Trans people being able to use the bathroom that aligns with how they identify was the default. Yes: that wan’t universal. Yes: trans people still got attacked for using the “wrong” bathroom. But it wasn’t an issue that was impacting elections.

Then before the last election, MAGA spend millions attacking trans people and trans rights. Sports and bathrooms became front page news. The messaging from MAGA was united: because it was all coming from the same place.

And that pushed the window. It influenced the polling.

So in response to a multi-million hate campaign did the Democrats push back?

Nope.

Instead, it became “gosh darn it! People are hating trans people right now. Time to jump on the bandwagon.”
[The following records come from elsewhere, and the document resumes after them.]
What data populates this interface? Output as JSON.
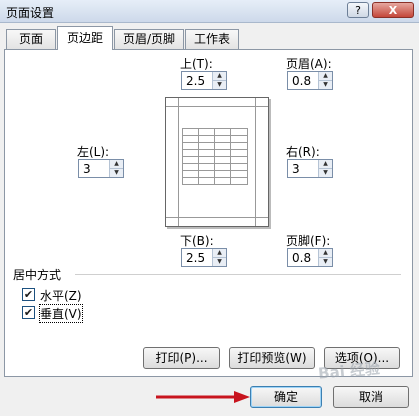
{
  "window": {
    "title": "页面设置",
    "help_label": "?",
    "close_label": "X"
  },
  "tabs": [
    {
      "label": "页面",
      "active": false
    },
    {
      "label": "页边距",
      "active": true
    },
    {
      "label": "页眉/页脚",
      "active": false
    },
    {
      "label": "工作表",
      "active": false
    }
  ],
  "margins": {
    "top": {
      "label": "上(T):",
      "value": "2.5"
    },
    "header": {
      "label": "页眉(A):",
      "value": "0.8"
    },
    "left": {
      "label": "左(L):",
      "value": "3"
    },
    "right": {
      "label": "右(R):",
      "value": "3"
    },
    "bottom": {
      "label": "下(B):",
      "value": "2.5"
    },
    "footer": {
      "label": "页脚(F):",
      "value": "0.8"
    }
  },
  "centering": {
    "title": "居中方式",
    "horizontal": {
      "label": "水平(Z)",
      "checked": true
    },
    "vertical": {
      "label": "垂直(V)",
      "checked": true
    }
  },
  "buttons": {
    "print": "打印(P)...",
    "print_preview": "打印预览(W)",
    "options": "选项(O)...",
    "ok": "确定",
    "cancel": "取消"
  },
  "colors": {
    "annotation_arrow": "#c8141e"
  },
  "watermark": "Bai 经验"
}
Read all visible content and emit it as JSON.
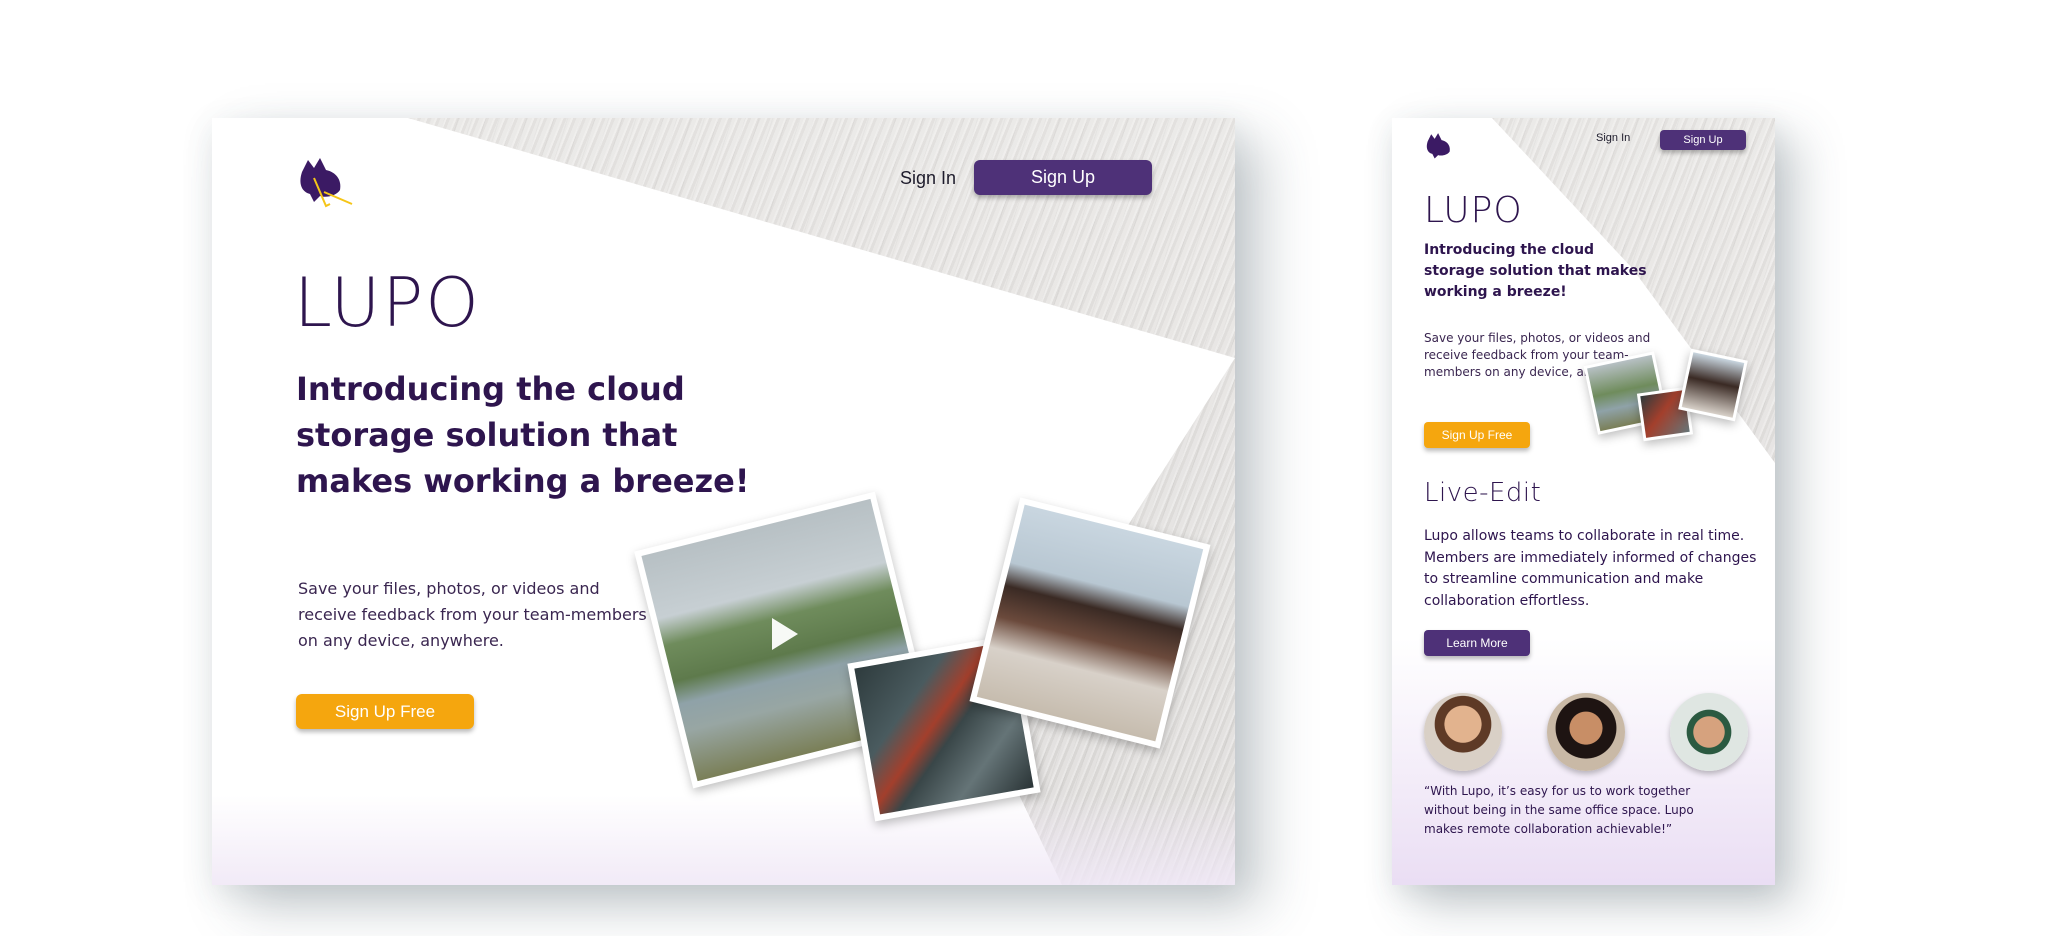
{
  "colors": {
    "brand_purple": "#2e154e",
    "button_purple": "#4e3178",
    "accent_orange": "#f5a60e",
    "lavender_fade": "#e9dcf3"
  },
  "desktop": {
    "logo_icon": "wolf-head-icon",
    "nav": {
      "signin": "Sign In",
      "signup": "Sign Up"
    },
    "brand": "LUPO",
    "headline": "Introducing the cloud storage solution that makes working a breeze!",
    "body": "Save your files, photos, or videos and receive feedback from your team-members on any device, anywhere.",
    "cta": "Sign Up Free",
    "photos": [
      "person-jumping-photo",
      "city-aerial-photo",
      "friends-laughing-photo"
    ],
    "play_icon": "play-icon"
  },
  "mobile": {
    "logo_icon": "wolf-head-icon",
    "nav": {
      "signin": "Sign In",
      "signup": "Sign Up"
    },
    "brand": "LUPO",
    "headline": "Introducing the cloud storage solution that makes working a breeze!",
    "body": "Save your files, photos, or videos and receive feedback from your team-members on any device, anywhere.",
    "cta": "Sign Up Free",
    "feature_title": "Live-Edit",
    "feature_body": "Lupo allows teams to collaborate in real time. Members are immediately informed of changes to streamline communication and make collaboration effortless.",
    "feature_button": "Learn More",
    "testimonial": "“With Lupo, it’s easy for us to work together without being in the same office space. Lupo makes remote collaboration achievable!”"
  }
}
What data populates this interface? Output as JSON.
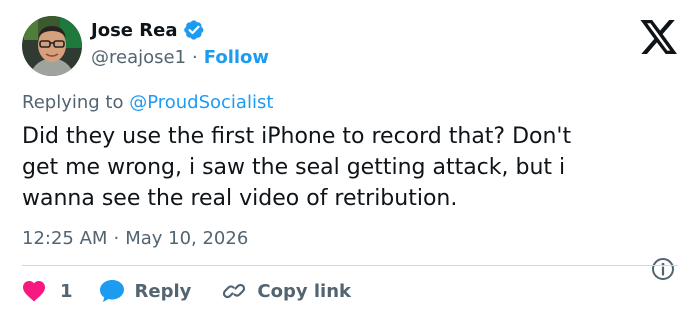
{
  "author": {
    "name": "Jose Rea",
    "handle": "@reajose1",
    "separator": "·",
    "follow_label": "Follow"
  },
  "brand": {
    "icon": "x-logo-icon"
  },
  "reply_context": {
    "prefix": "Replying to ",
    "mention": "@ProudSocialist"
  },
  "tweet": {
    "lines": [
      "Did they use the first iPhone to record that? Don't",
      "get me wrong, i saw the seal getting attack, but i",
      "wanna see the real video of retribution."
    ]
  },
  "meta": {
    "time": "12:25 AM",
    "separator": "·",
    "date": "May 10, 2026"
  },
  "actions": {
    "like_count": "1",
    "reply_label": "Reply",
    "copy_label": "Copy link"
  },
  "colors": {
    "accent": "#1d9bf0",
    "text": "#0f1419",
    "muted": "#536471",
    "like": "#f91880",
    "divider": "#cfd9de"
  }
}
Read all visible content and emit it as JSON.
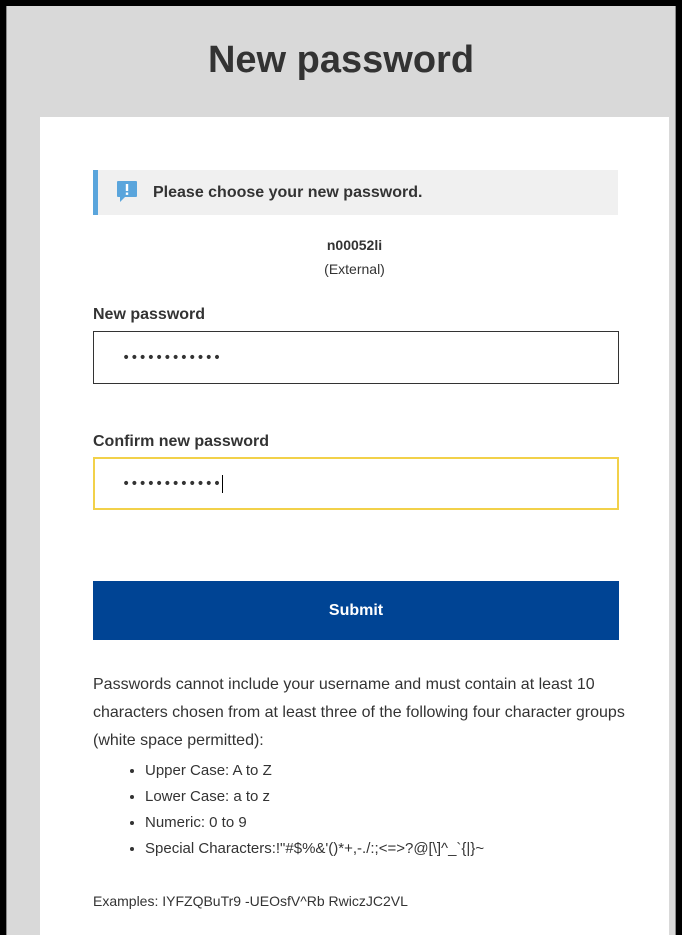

It’s a very obvious and simple strategy from MAGA and the (establishment) Democrats fall for it nearly every single time.

When MAGA inevitably goes after gay marriage and mixed marriages, should the Democrats follow the polling here as well? I think it’s likely we see the language of compromise here as well. “It doesn’t have to be marriage. Civil Union is just fine.”

They are taking away rights and norms that already existed. It isn’t the same as what happened with gay marriage.

You either take a stand or you don’t. What we are seeing right now, in the context of working with a fledgling authoritarian regime, is appeasement and complicity.

And here’s the thing. This isn’t a magic fix. It obviously isn’t going to always work, especially in the short term, because there is a disparity in both funding and with the disinfo eco-system. MAGA and the alt-right own almost all of the social media companies, almost all of the media, they control the algorithms, they’ve mastered propaganda at scale and people in opposition to this are never ever going to be able to compete.

So when a person standing up for what they believe in fails, that isn’t an indictment of “standing up for what you believe in.” It doesn’t mean abandon your principles. Compromise your values.

Because you either stand for something or you don’t. I’m picking MAGA and the alt-right will dominate for over a decade. Things will get much much worse before they start to get better. I’ll be dead by then.

But that doesn’t mean we should stop fighting.